ZAMMIN NEOLİBERAL KILIFI
Neoliberal iktisatçılar, enerji spekülatörleri, şirketleri
temsil eden uzmanlar ve siyasetçiler zammın gerekçesi olarak dolar
kurunu ve uluslararası piyasalardaki artışı gösteriyor. Ama bunu
diyenler dolar kurunun neden arttığını ve piyasaların neden artış
gösterdiğini söylemiyorlar. Çünkü bunları söyleseler doğrudan
Türkiye’deki sorun orada da belli olacak.
Ama hiç uzatmayalım, temizinden verisini verelim. Şubat ayı
sonunda Avrupa İstatistik Dairesi Eurostat Avrupa Birliği’ndeki
yıllık enerji enflasyonunu açıkladı. Buna göre AB'de
elektrik fiyatındaki artış Avrupa Birliği'nde yüzde 27,3 iken
Türkiye'de yüzde 95,5. Toplam enerji fiyatlarındaki artış oranı ise
AB'de yüzde 27 iken Türkiye’de yüzde 89,6.
Bu veriler bize, AB’de artış 1 birim iken Türkiye’de 4 birime
yakın olduğunu söylüyor. Çünkü 3 birime yakın fark, kur ve piyasa
dışı gerekçelere dayanıyor. Kimse de bu konulara girmeye cüret
edemiyor.
Ancak kanayan bir yaraya dönen petrol zamlarının gerekçesini
konuşamadık. Bunun nedeni pürüzsüz muhalefet. Yani iktidarın
politikalarına pürüz çıkartmayan ve hatta destek atan muhalefet
partileri, yöneticileri olduğunu söyleyebiliriz. Burada bir ayrım
yapmak, mücadele eden parti tabanları ile yönetimi ayırmak
zorundayız. Örneğin CHP’li 57 vekil kademeli zammın dayanağı olan
7346 sayılı kanun teklifine kabul oyu verirken, il örgütleri 81
ilde aynı gün zam karşıtı açıklama yaparak tam zıddı bir tutum
sergilediler.
PÜRÜZSÜZ MUHALEFET
Elektrik zamlarının arkasında, 21 Aralık’ta geçen kanun yanında,
hemen arkasından toplu taşımaya gelen yüksek zamlar olduğunu daha
önce tartışmıştık. Bu destek ile AK
Parti elektriğe fahiş zamlara cüret etmiş, konutlarda yüzde 52 ila
yüzde 127 zammı yapmıştı.
Toplumsal muhalefet mahareti ile zam oranlarını yüzde 37 ila
yüzde 109’a çektik. Demek ki iktidara pürüz çıkartınca bir şeyler
olabiliyormuş.
Akaryakıtta da bu durum söz konusu. Halk pürüz çıkarmazsa bu
böyle devam edecek.
Akaryakıt zamları elektrik zamlarına o kadar benziyor ki, fark
ettiniz mi? İkisi de sermaye transferi, ikisi de bir kamulaştırma
tartışması ve ikisi de muhalefet partilerinden destek buluyor. Tek
farkı, elektrik zamlarında EÜAŞ’ın 32 kuruşa verdiği elektrik
üzerinden örgütlenen bir kamulaştırma tartışmasına benzer bir
itirazın akaryakıt zamlarında örgütlenmemesi.

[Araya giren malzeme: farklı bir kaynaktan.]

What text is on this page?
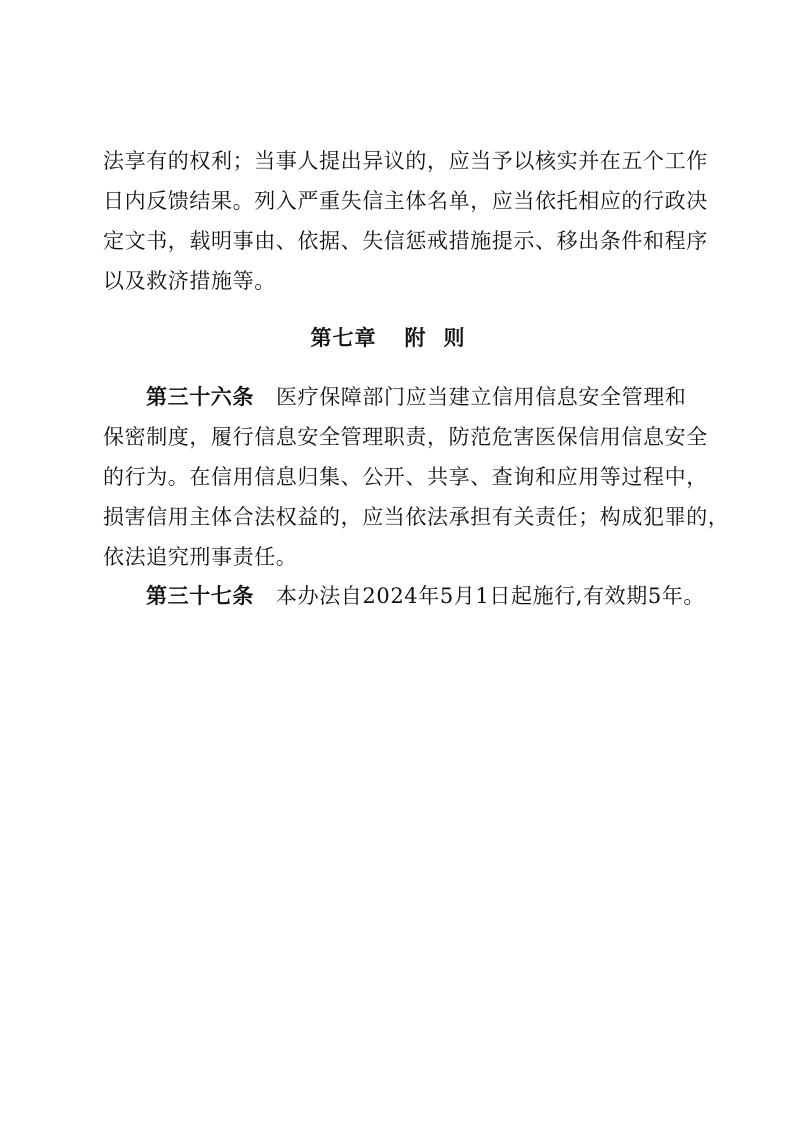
法享有的权利；当事人提出异议的，应当予以核实并在五个工作
日内反馈结果。列入严重失信主体名单，应当依托相应的行政决
定文书，载明事由、依据、失信惩戒措施提示、移出条件和程序
以及救济措施等。
第七章 附则
第三十六条 医疗保障部门应当建立信用信息安全管理和
保密制度，履行信息安全管理职责，防范危害医保信用信息安全
的行为。在信用信息归集、公开、共享、查询和应用等过程中，
损害信用主体合法权益的，应当依法承担有关责任；构成犯罪的，
依法追究刑事责任。
第三十七条 本办法自2024年5月1日起施行,有效期5年。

Burada AK Parti okuması yapmak gerekiyor. AK Parti’nin tarihi,
en net sermaye transferi tarihidir ve her alanda sayısız örneklerle
bezelidir. Örneğin ulaşım politikası başlı başına bir konudur ve
şehir içi otoyollardan tutun, müşteri garantili köprülere,
Haydarpaşa’nın kapatılıp toplu taşımanın öldürülmesine kadar bir
dizi işi başarı ile yapmıştır. Bırakın ulaşımı, şehir içindeki
okulları şehir dışına taşıma bile aslında bir 'ulaşımın
özelleştirilmesi' manevrasıdır.
11 BELEDİYEDEN ZAMLARA DESTEK
Bütün bunlar olurken 11 büyükşehir belediyesi “biz de zam
yapacağız” açıklaması yaptı. Açıklamada iktidarın neoliberal
gerekçeleri aynen kopyalanarak “Bir süre öncesine kadar
dövizdeki hızlı yükseliş nedeniyle akaryakıt fiyatlarında
hızlı yükselmeler olmuştur” dendi. Ayrıca zammı halka yansıtmaktan
bahsedip ücretsiz ulaşım hakkından da biraz şikayet ettiler.
"Eğer iktidarın her zammını halka yansıtacaksanız ve de buna
dair tek sözünüz sadece “zam” ise bu 11 CHP belediyesi ile AK Parti
belediyesi arasında bir fark kalmıyor" diye düşünen çok insan
çıkacaktır. İkincisi, her şeye zam geldiğini söylüyorlar ama
şimdiye kadar halkla paylaştıkları bir hesap-kitap görmedik, revize
bir bütçe hazırlayan çıkmadı. Üçüncüsü ise, bu belediyelerin tek
politikasının burada “zammı zaten halk öder” olduğunu
görüyoruz.
Ama buradaki resmin aslında; EÜAŞ’ın 32 kuruşa toptan sattığı
elektrik fiyatı ortada iken, halka 125,7 ile 274 kuruşa elektrik
satan devletin politikasından hiçbir farkı yok.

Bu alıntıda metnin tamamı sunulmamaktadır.